2006/11/14

Unsafe statistics

First, I am wholeheartedly in favor of "an ambitious campaign designed to place Dubai among the top 10 international cities with safest roads within the next five years". But it isn't going to happen with analysis like this: "Taxi drivers are most likely to cause a fatal accident".

The proof that taxi drivers are the most dangerous? "Taxis represent [slightly] less than one per cent of all vehicles in Dubai...However, during the first nine months of this year, taxi drivers caused the deaths of seven people. The total number of deaths for this same period is 215 people, which means taxis were responsible 3.26 per cent of the road deaths."

But you can't just take the number of taxis and the number of registered vehicles and compare them to the number of fatalities. Let's look a little deeper.

The story also says that taxi drivers are on the road up to 16 hours a day, 7 days a week and drive 400 to 500 km per day. Let's use 12 hours a day/84 hours a week as an average for the taxi drivers of Dubai, as the story suggests. So for taxis to make up less than 3.26% of the cars on the road, the other 600,000 - 700,000 cars of Dubai would have to be on the road an average of 22 to 26 hours a week on the road. Now, I know that traffic in Dubai is bad, but does it seem likely that there are 600,000 non-taxis on the roads of Dubai 26 hours a week?

Or let's look at kilometers driven. The story suggests 2800 kms per week as a low figure. Unless the average kilometers driven per week of the other 600,000 cars is about 944, then taxis drive more than 3.26% of the kilometers driven.

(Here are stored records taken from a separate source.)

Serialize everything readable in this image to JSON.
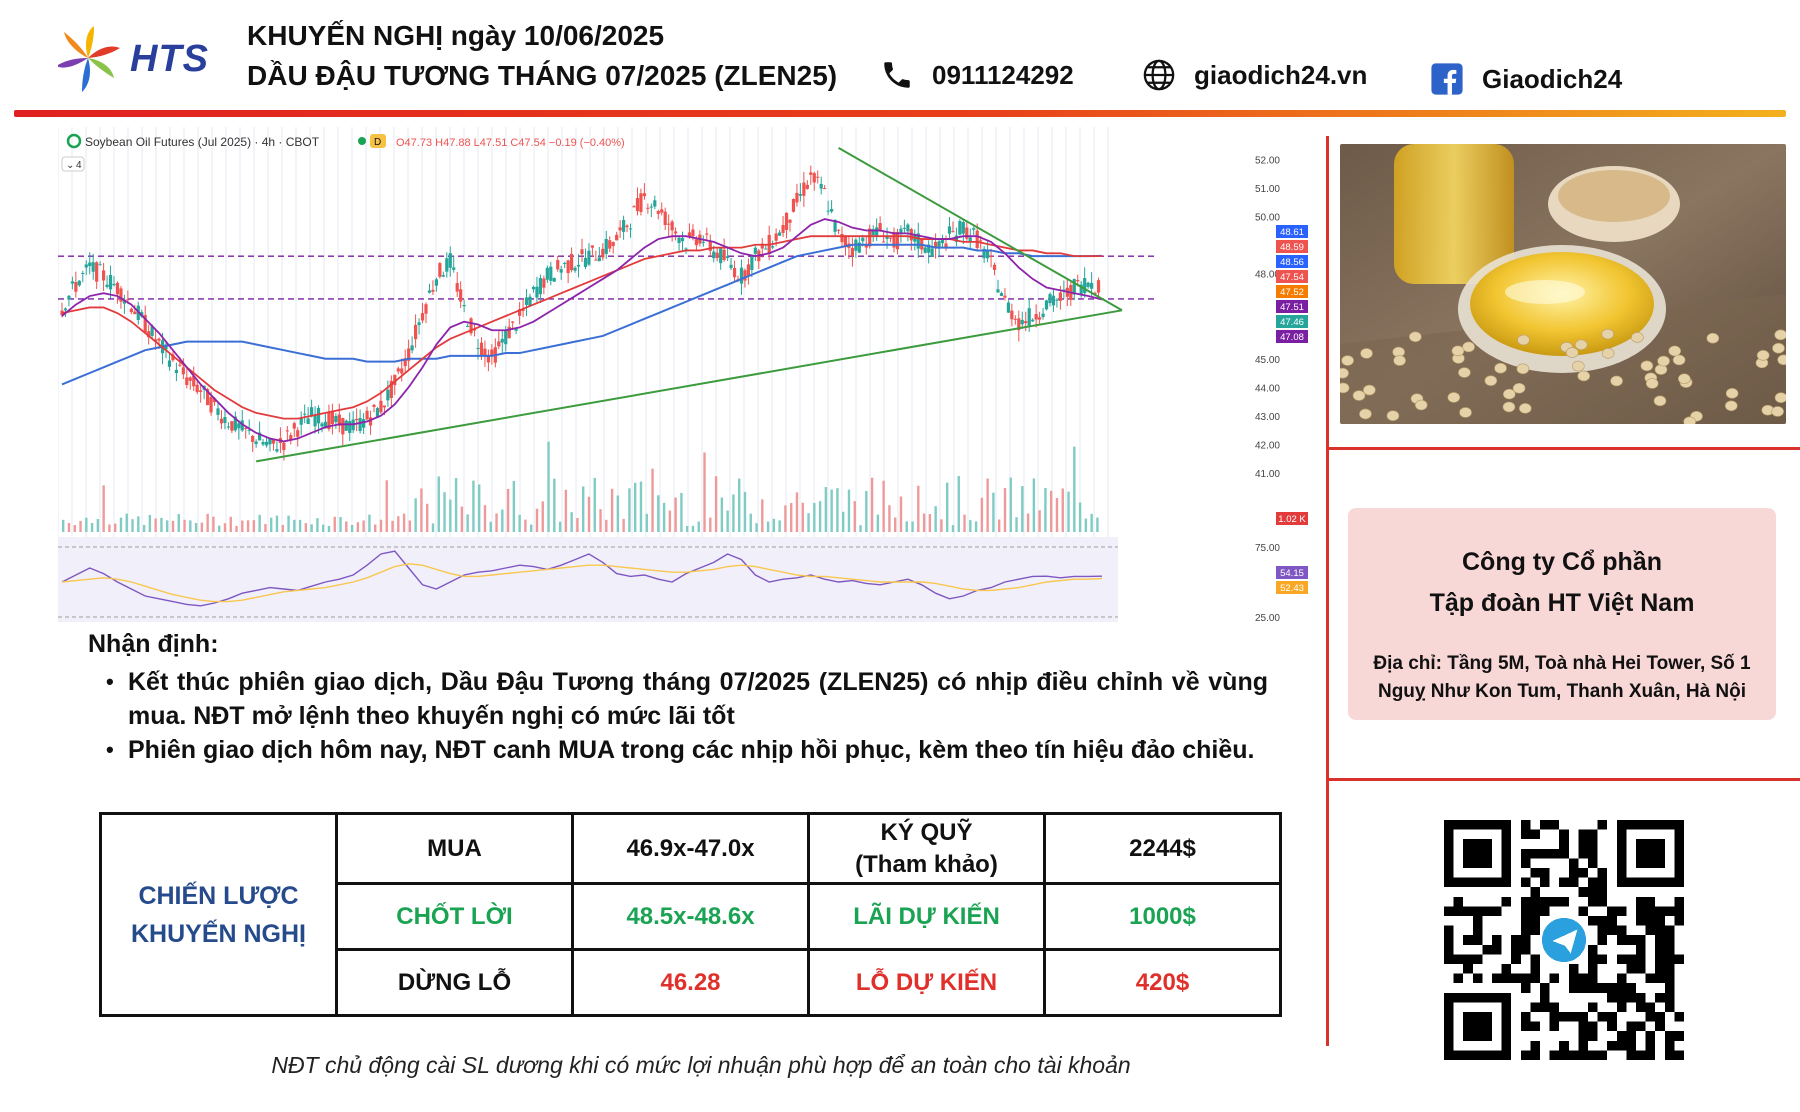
{
  "header": {
    "brand": "HTS",
    "title_line1": "KHUYẾN NGHỊ ngày 10/06/2025",
    "title_line2": "DẦU ĐẬU TƯƠNG THÁNG 07/2025 (ZLEN25)",
    "phone": "0911124292",
    "website": "giaodich24.vn",
    "facebook": "Giaodich24",
    "icons": [
      "logo-flower-icon",
      "phone-icon",
      "globe-icon",
      "facebook-icon"
    ],
    "rule_colors": [
      "#e02020",
      "#f3b11c"
    ]
  },
  "chart_data": {
    "type": "candlestick",
    "symbol_label": "Soybean Oil Futures (Jul 2025) · 4h · CBOT",
    "interval_badge": "D",
    "ohlc_label": "O47.73 H47.88 L47.51 C47.54 −0.19 (−0.40%)",
    "indicator_count": "4",
    "y_ticks": [
      "52.00",
      "51.00",
      "50.00",
      "48.00",
      "45.00",
      "44.00",
      "43.00",
      "42.00",
      "41.00"
    ],
    "price_tags": [
      {
        "text": "48.61",
        "color": "#2962ff"
      },
      {
        "text": "48.59",
        "color": "#ef5350"
      },
      {
        "text": "48.56",
        "color": "#2962ff"
      },
      {
        "text": "47.54",
        "color": "#ef5350"
      },
      {
        "text": "47.52",
        "color": "#f57c00"
      },
      {
        "text": "47.51",
        "color": "#7b1fa2"
      },
      {
        "text": "47.46",
        "color": "#26a69a"
      },
      {
        "text": "47.08",
        "color": "#7b1fa2"
      }
    ],
    "volume_tag": "1.02 K",
    "osc_ticks": [
      "75.00",
      "25.00"
    ],
    "osc_tags": [
      {
        "text": "54.15",
        "color": "#7e57c2"
      },
      {
        "text": "52.43",
        "color": "#f9a825"
      }
    ],
    "price_range": [
      40.5,
      52.5
    ],
    "close_path": [
      46.8,
      47.6,
      48.2,
      47.9,
      47.5,
      46.9,
      46.2,
      45.5,
      44.9,
      44.3,
      43.9,
      43.3,
      42.8,
      42.5,
      42.2,
      41.9,
      42.1,
      42.6,
      43.0,
      42.9,
      42.7,
      42.6,
      42.9,
      43.3,
      44.1,
      45.2,
      46.6,
      47.9,
      48.4,
      46.7,
      45.6,
      45.0,
      45.8,
      46.4,
      47.3,
      47.9,
      48.2,
      48.4,
      48.6,
      48.8,
      49.2,
      49.9,
      50.7,
      50.3,
      49.6,
      49.1,
      49.3,
      48.8,
      48.4,
      47.9,
      48.6,
      49.0,
      49.6,
      50.5,
      51.4,
      50.8,
      49.3,
      48.9,
      49.2,
      49.5,
      49.1,
      49.4,
      49.0,
      48.8,
      49.3,
      49.6,
      49.2,
      48.3,
      47.0,
      46.3,
      46.5,
      46.9,
      47.1,
      47.5,
      47.7,
      47.54
    ],
    "ma_red": [
      46.6,
      46.7,
      46.8,
      46.8,
      46.6,
      46.3,
      45.9,
      45.5,
      45.1,
      44.7,
      44.3,
      43.9,
      43.6,
      43.3,
      43.1,
      43.0,
      42.9,
      42.9,
      43.0,
      43.1,
      43.2,
      43.3,
      43.5,
      43.8,
      44.2,
      44.6,
      45.0,
      45.4,
      45.7,
      45.9,
      46.1,
      46.3,
      46.5,
      46.7,
      46.9,
      47.1,
      47.3,
      47.5,
      47.7,
      47.9,
      48.1,
      48.3,
      48.5,
      48.6,
      48.7,
      48.8,
      48.8,
      48.9,
      48.9,
      48.9,
      49.0,
      49.0,
      49.1,
      49.2,
      49.3,
      49.3,
      49.3,
      49.3,
      49.3,
      49.3,
      49.3,
      49.3,
      49.2,
      49.2,
      49.2,
      49.1,
      49.1,
      49.0,
      48.9,
      48.8,
      48.8,
      48.7,
      48.7,
      48.6,
      48.6,
      48.6
    ],
    "ma_blue": [
      44.1,
      44.3,
      44.5,
      44.7,
      44.9,
      45.1,
      45.3,
      45.4,
      45.5,
      45.6,
      45.6,
      45.6,
      45.6,
      45.6,
      45.5,
      45.4,
      45.3,
      45.2,
      45.1,
      45.0,
      45.0,
      45.0,
      44.9,
      44.9,
      44.9,
      45.0,
      45.0,
      45.0,
      45.1,
      45.1,
      45.1,
      45.1,
      45.2,
      45.2,
      45.3,
      45.4,
      45.5,
      45.6,
      45.7,
      45.8,
      46.0,
      46.2,
      46.4,
      46.6,
      46.8,
      47.0,
      47.2,
      47.4,
      47.6,
      47.8,
      48.0,
      48.2,
      48.4,
      48.6,
      48.7,
      48.8,
      48.9,
      49.0,
      49.0,
      49.0,
      49.0,
      49.0,
      49.0,
      48.9,
      48.9,
      48.9,
      48.8,
      48.8,
      48.7,
      48.7,
      48.6,
      48.6,
      48.6,
      48.6,
      48.6,
      48.61
    ],
    "ma_purple": [
      46.5,
      46.9,
      47.2,
      47.3,
      47.2,
      46.9,
      46.4,
      45.9,
      45.3,
      44.7,
      44.1,
      43.6,
      43.1,
      42.7,
      42.4,
      42.2,
      42.1,
      42.2,
      42.4,
      42.6,
      42.7,
      42.7,
      42.8,
      43.0,
      43.4,
      44.0,
      44.7,
      45.5,
      46.1,
      46.3,
      46.2,
      46.0,
      46.0,
      46.1,
      46.3,
      46.6,
      46.9,
      47.2,
      47.5,
      47.8,
      48.1,
      48.5,
      48.9,
      49.2,
      49.3,
      49.3,
      49.2,
      49.1,
      48.9,
      48.7,
      48.6,
      48.7,
      48.9,
      49.3,
      49.7,
      49.9,
      49.8,
      49.6,
      49.5,
      49.5,
      49.4,
      49.4,
      49.3,
      49.2,
      49.2,
      49.3,
      49.3,
      49.1,
      48.7,
      48.2,
      47.8,
      47.5,
      47.4,
      47.3,
      47.2,
      47.08
    ],
    "trendline_up": [
      [
        14,
        41.4
      ],
      [
        75,
        46.7
      ]
    ],
    "trendline_down": [
      [
        56,
        52.4
      ],
      [
        75,
        46.7
      ]
    ],
    "levels_dashed": [
      48.6,
      47.1
    ],
    "rsi": [
      50,
      55,
      60,
      56,
      50,
      45,
      40,
      38,
      36,
      34,
      33,
      35,
      38,
      42,
      44,
      46,
      45,
      44,
      47,
      50,
      52,
      55,
      62,
      70,
      72,
      60,
      48,
      45,
      50,
      55,
      57,
      58,
      60,
      62,
      61,
      59,
      62,
      66,
      70,
      64,
      56,
      54,
      55,
      52,
      50,
      56,
      60,
      64,
      70,
      66,
      55,
      50,
      52,
      53,
      55,
      52,
      50,
      51,
      49,
      48,
      50,
      52,
      48,
      42,
      38,
      40,
      44,
      46,
      50,
      52,
      54,
      54.15,
      53,
      54,
      54,
      54.15
    ],
    "rsi_ma": [
      50,
      51,
      52,
      53,
      52,
      50,
      47,
      44,
      41,
      39,
      37,
      36,
      36,
      37,
      39,
      41,
      43,
      44,
      45,
      46,
      48,
      50,
      53,
      57,
      61,
      63,
      62,
      59,
      56,
      54,
      54,
      55,
      56,
      57,
      58,
      59,
      60,
      61,
      62,
      62,
      61,
      60,
      59,
      58,
      57,
      57,
      58,
      59,
      61,
      62,
      61,
      59,
      57,
      55,
      54,
      54,
      53,
      52,
      51,
      50,
      50,
      50,
      50,
      49,
      47,
      45,
      44,
      44,
      45,
      46,
      48,
      50,
      51,
      52,
      52,
      52.43
    ]
  },
  "photo": {
    "icon": "soybean-oil-photo"
  },
  "company": {
    "name_line1": "Công ty Cổ phần",
    "name_line2": "Tập đoàn HT Việt Nam",
    "address_line1": "Địa chỉ: Tầng 5M, Toà nhà Hei Tower, Số 1",
    "address_line2": "Nguỵ Như Kon Tum, Thanh Xuân, Hà Nội"
  },
  "qr": {
    "icon": "telegram-qr-code-icon",
    "center_color": "#2aa1de"
  },
  "analysis": {
    "heading": "Nhận định:",
    "bullets": [
      "Kết thúc phiên giao dịch, Dầu Đậu Tương tháng 07/2025 (ZLEN25) có nhịp điều chỉnh về vùng mua. NĐT mở lệnh theo khuyến nghị có mức lãi tốt",
      "Phiên giao dịch hôm nay, NĐT canh MUA trong các nhịp hồi phục, kèm theo tín hiệu đảo chiều."
    ]
  },
  "strategy": {
    "label_line1": "CHIẾN LƯỢC",
    "label_line2": "KHUYẾN NGHỊ",
    "buy_label": "MUA",
    "buy_value": "46.9x-47.0x",
    "margin_label_line1": "KÝ QUỸ",
    "margin_label_line2": "(Tham khảo)",
    "margin_value": "2244$",
    "tp_label": "CHỐT LỜI",
    "tp_value": "48.5x-48.6x",
    "profit_label": "LÃI DỰ KIẾN",
    "profit_value": "1000$",
    "sl_label": "DỪNG LỖ",
    "sl_value": "46.28",
    "loss_label": "LỖ DỰ KIẾN",
    "loss_value": "420$",
    "colors": {
      "label": "#264b8d",
      "green": "#1aa352",
      "red": "#e0302b"
    }
  },
  "footnote": "NĐT chủ động cài SL dương khi có mức lợi nhuận phù hợp để an toàn cho tài khoản"
}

Moreover, even if the government had just banned taxis starting January 1, there would still be at least 208 deaths on the road. If the authorities and Emirates Today are serious about making the roads safe, then reducing the number of hours taxi drivers work, as good an idea as that is, is not going to make dent in the fatalities.

2 comments:

Seabee said...

Exactly right. It's another one of the simplistic misunderstandings of statistics that we get all too often.

The real danger is that policies and laws will be based on these misreadings of the real situation - which I suspect happens very often, given the appallingly bad planning that's all around us.

oink oink said...

Exactly right? Exactly. But taxis aren't about to be banned just yet.

These aren't just statistics. These are the children born when Statistics married Damn Lies.

Another something to get used to in the Emirates.